Растрепанные золотистые кудри упали ему на лоб, лицо немного осунулось. Впервые в жизни он остался без женского попечения – до того с ним всякий день была сперва мать, потом жена. Но не мне же его причесывать, подумал Салтан. Пусть сам учится, здоровый вон какой… младенец годовалый.
При этом Гвидон осторожно ощупывал яйцо сквозь мешочек.
– Не треснуло? – спросил Салтан.
– Да вроде нет. Оно такое, знаешь, твердое…
– Может, это и не яйцо вовсе, а камень-самоцвет?
– Камни такими шустрыми не бывают. Оно же шевелится все время. И ты знаешь, – вспомнил Гвидон, – это ж оно меня разбудило. Прыгало и по лбу било.
– Яйца тоже такими шустрыми не бывают. Они лежат себе в гнезде…
– Ох, посмотреть бы, что там за яйцо!
– А что, Медоуса разве говорила, что нам с тобой этого яйца видеть нельзя?
– Нет. – Гвидон задумался. – Не говорила. Напротив того: сказала, что я могу, если хочу, яйцо себе оставить, только тогда мне Кики не видать. На это я не согласный. Но посмотреть – это же не значит себе взять?
– Не значит.
– Посмотрим?
Поколебавшись, Салтан согласился:
– Давай.
Гвидон сел, снял с шеи мешочек. Развязал шелковый шнурок и осторожно вытряхнул содержимое на ладонь…
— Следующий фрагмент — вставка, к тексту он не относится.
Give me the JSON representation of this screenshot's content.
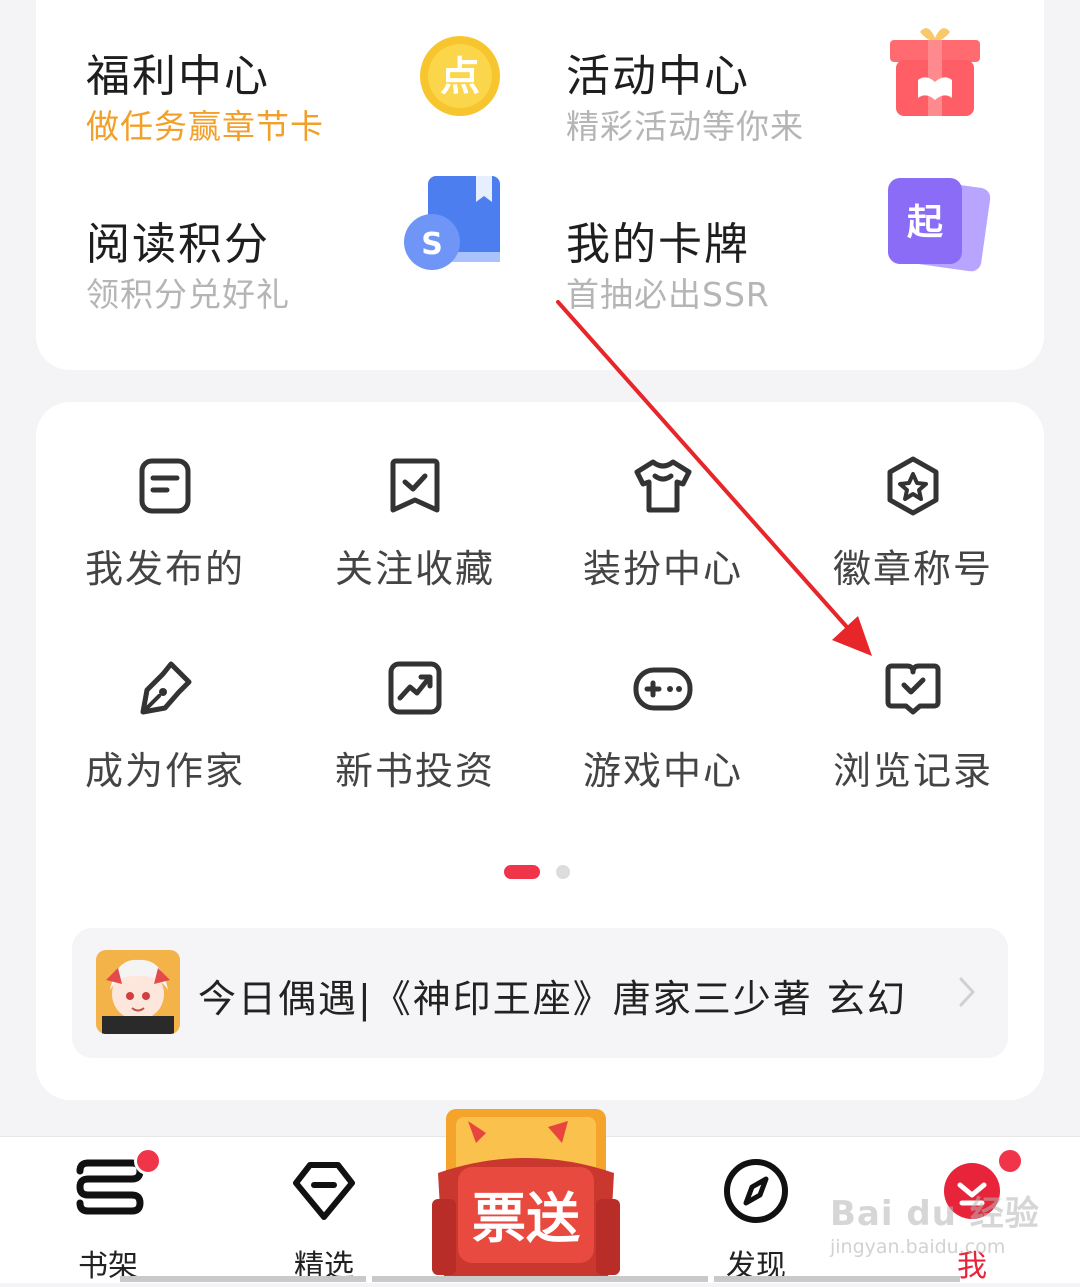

По глазам ударил золотой блеск, так что оба отшатнулись. Потом снова посмотрели.
– Ого! – Салтан просвистел, Гвидон рассмеялся.
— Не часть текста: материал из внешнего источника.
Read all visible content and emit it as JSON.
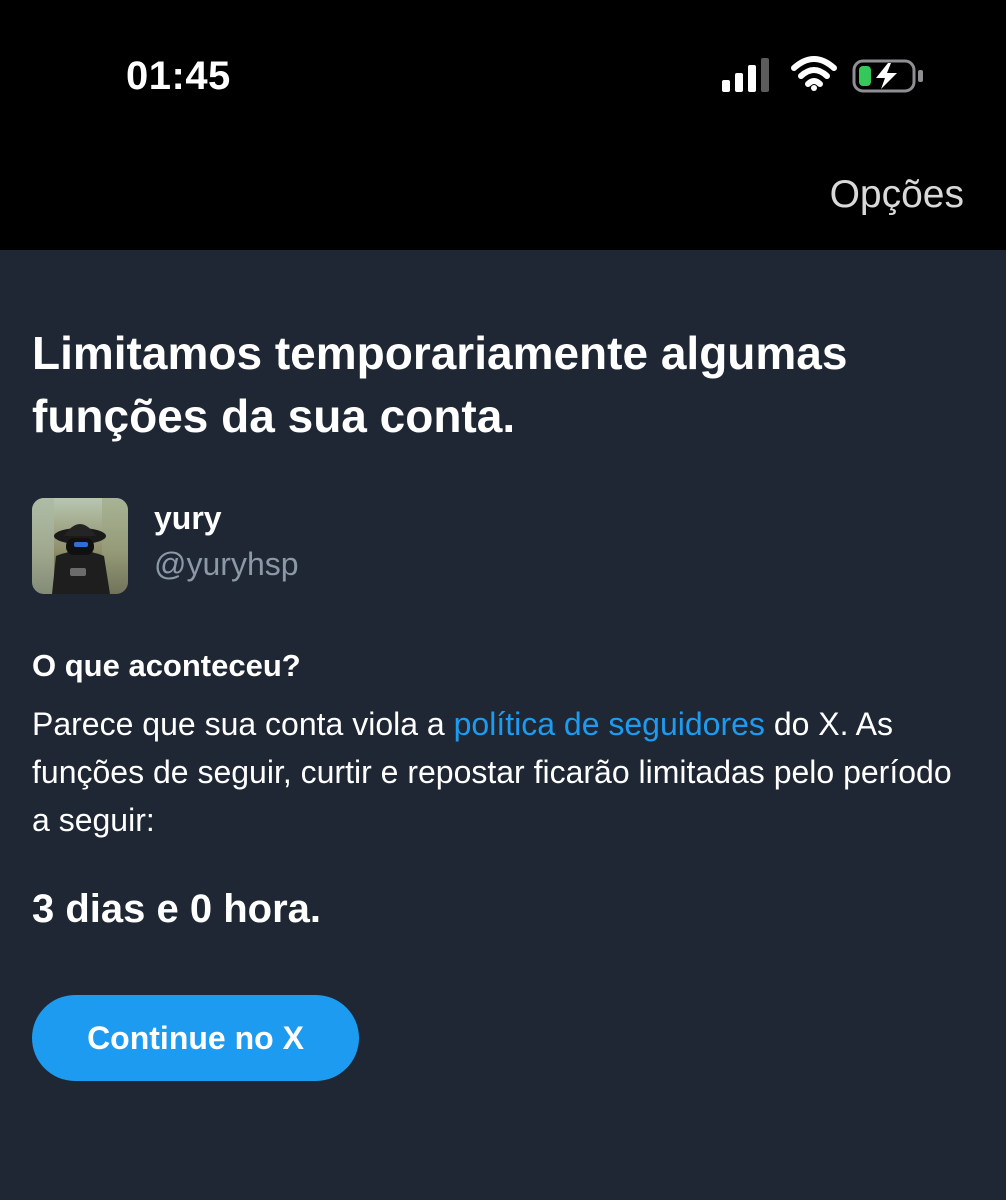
{
  "status_bar": {
    "time": "01:45",
    "signal_icon": "cellular-signal-icon",
    "wifi_icon": "wifi-icon",
    "battery_icon": "battery-charging-icon",
    "battery_color": "#34c759"
  },
  "header": {
    "options_label": "Opções"
  },
  "main": {
    "title": "Limitamos temporariamente algumas funções da sua conta.",
    "profile": {
      "name": "yury",
      "handle": "@yuryhsp",
      "avatar_icon": "profile-photo"
    },
    "section_title": "O que aconteceu?",
    "text_before_link": "Parece que sua conta viola a ",
    "link_text": "política de seguidores",
    "text_after_link": " do X. As funções de seguir, curtir e repostar ficarão limitadas pelo período a seguir:",
    "duration": "3 dias e 0 hora.",
    "continue_button": "Continue no X"
  },
  "colors": {
    "background": "#1e2733",
    "accent": "#1d9bf0",
    "secondary_text": "#8b98a5"
  }
}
– Вот тебе и яйцо! Батя! – Князь взял диковинку в пальцы. – Ты смотри! Да это ж орех! Точно такие моя белка грызла… Милитриса Кирбитьевна!
– Золотой орех… – Салтан взял у него сокровище.
Орех из чистого золота был заметно крупнее обычного, округлый, чуть заостренный с одного конца, а с другого упрятанный в золотые, плотно сидящие листики. Ровно ничем он не отличался от настоящего, кроме того что был весь из золота, и как ни рассматривали его отец и сын, не нашли ни швов, ни спаек, ни еще каких-то признаков того, что его сделали человеческие руки. Ну или хотя бы нечеловеческие.
– Вот же бесова поделка… Может, отлит он таким, целиковым. Но тогда там внутри ничего нет.
Орех ощутимо дрогнул в руках у Салтана, и тот от неожиданности его чуть не выронил.
– Ну и знатный же изумруд внутри сидит! – воскликнул Гвидон. – С перепелиное яйцо будет! Только я мою Кику на него не променяю, пусть бы он хоть с гусиное яйцо был!
Гвидон упрятал орех назад в мешочек и крепко затянул шнурок. Орех задергался, как живое существо, недовольное неволей, и Гвидон прикрыл его ладонью:
– А ну цыц! Сиди тихо! Сказано – отнести тебя в Волотовы горы и на мою Кику выменять, так мы и поступим. И не пищи!
– Оно и пищит? – изумился Салтан.
– Пока нет. Но пусть и не думает!
Улегшись снова на траву, Гвидон закрыл глаза и задремал – ночью из-за суеты вокруг котла выспался плохо. Салтан не спал, смотрел то на сына, то вокруг, то поглядывал на избушку. Вспоминал хоромы Медоусы: вроде они с ней ночью говорили о сестрах Елены. Что-то она его спрашивала? Жалеет ли он о том, как поступил с сестрами жены? Он сказал, что жалеет, да, мол, где их теперь искать… Ох же и хитрая баба эта Стражница! Салтан покрутил головой. Да ведь она нарочно послала их сюда, к Ироиде. Окажись счастье на стороне одноглазой девки, попали бы они в щи да пошли на солонину. Что это еще за гости ожидались на пир – лучше таких гостей не видеть ни во сне, ни наяву. Так Медоуса отправила их на гибель? Говорила же, что зла им не желает и хочет помочь – обманула?
Или… Медоуса знала, что только одни двое, обидевшие сестер Елены, и могут вернуть им человеческий облик?
Гвидон забеспокоился: стал ворочаться, что-то бормотать, даже слабо отмахиваться. Боясь, что того во сне поедают заживо, Салтан легонько потряс его за плечо.